Configures the current amplifier’s gain and filtering characteristics. Use current_gains_get() to retrieve the available gain and filter options before setting specific indices.

Arguments

• gain_index - Index from the list of available gains
• filter_index - Index from the list of available filters

Errors

Returns NanonisError if:

• Invalid gain or filter index provided
• Communication fails or protocol error occurs

Examples

use rusty_tip::NanonisClient;

let mut client = NanonisClient::new("127.0.0.1", 6501)?;

// Get available options first
let (gains, current_gain_idx, filters, current_filter_idx) = client.current_gains_get()?;
println!("Available gains: {:?}", gains);
println!("Available filters: {:?}", filters);

// Set to high gain (index 3) with medium filtering (index 1)
client.current_gain_set(3, 1)?;

pub fn current_gains_get( &mut self, ) -> Result<(Vec<String>, u16, Vec<String>, i32), NanonisError>

Get the available gains and filters of the current amplifier.

Returns all selectable gains and filters for the current amplifier, along with the currently selected indices.
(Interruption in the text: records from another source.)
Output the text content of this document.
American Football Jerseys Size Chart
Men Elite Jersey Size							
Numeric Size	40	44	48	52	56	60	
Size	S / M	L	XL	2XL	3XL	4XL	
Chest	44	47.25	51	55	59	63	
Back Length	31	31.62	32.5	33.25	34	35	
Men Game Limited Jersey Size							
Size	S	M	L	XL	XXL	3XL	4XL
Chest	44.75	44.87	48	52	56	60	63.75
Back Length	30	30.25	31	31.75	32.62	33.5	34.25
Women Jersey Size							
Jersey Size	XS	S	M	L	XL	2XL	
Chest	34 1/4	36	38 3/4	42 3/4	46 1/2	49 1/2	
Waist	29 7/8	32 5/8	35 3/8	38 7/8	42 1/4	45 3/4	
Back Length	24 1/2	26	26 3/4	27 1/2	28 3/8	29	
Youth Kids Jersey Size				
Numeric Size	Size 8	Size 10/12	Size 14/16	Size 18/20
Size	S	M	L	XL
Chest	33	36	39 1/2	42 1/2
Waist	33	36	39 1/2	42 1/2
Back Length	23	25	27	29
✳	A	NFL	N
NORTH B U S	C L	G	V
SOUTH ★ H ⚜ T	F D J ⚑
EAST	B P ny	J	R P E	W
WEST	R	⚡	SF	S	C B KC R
This information is needed for current_gain_set().

Returns

A tuple containing:

• Vec<String> - Array of available gain descriptions
• u16 - Index of currently selected gain
• Vec<String> - Array of available filter descriptions
• i32 - Index of currently selected filter

Errors

Returns NanonisError if communication fails or protocol error occurs.

Examples

use rusty_tip::NanonisClient;

let mut client = NanonisClient::new("127.0.0.1", 6501)?;

let (gains, gain_idx, filters, filter_idx) = client.current_gains_get()?;

println!("Current gain: {} (index {})", gains[gain_idx as usize], gain_idx);
println!("Current filter: {} (index {})", filters[filter_idx as usize], filter_idx);

// List all available options
for (i, gain) in gains.iter().enumerate() {
    println!("Gain {}: {}", i, gain);
}

pub fn current_calibr_set( &mut self, gain_index: i32, calibration: f64, offset: f64, ) -> Result<(), NanonisError>

Set the calibration and offset for a specific gain in the Current module.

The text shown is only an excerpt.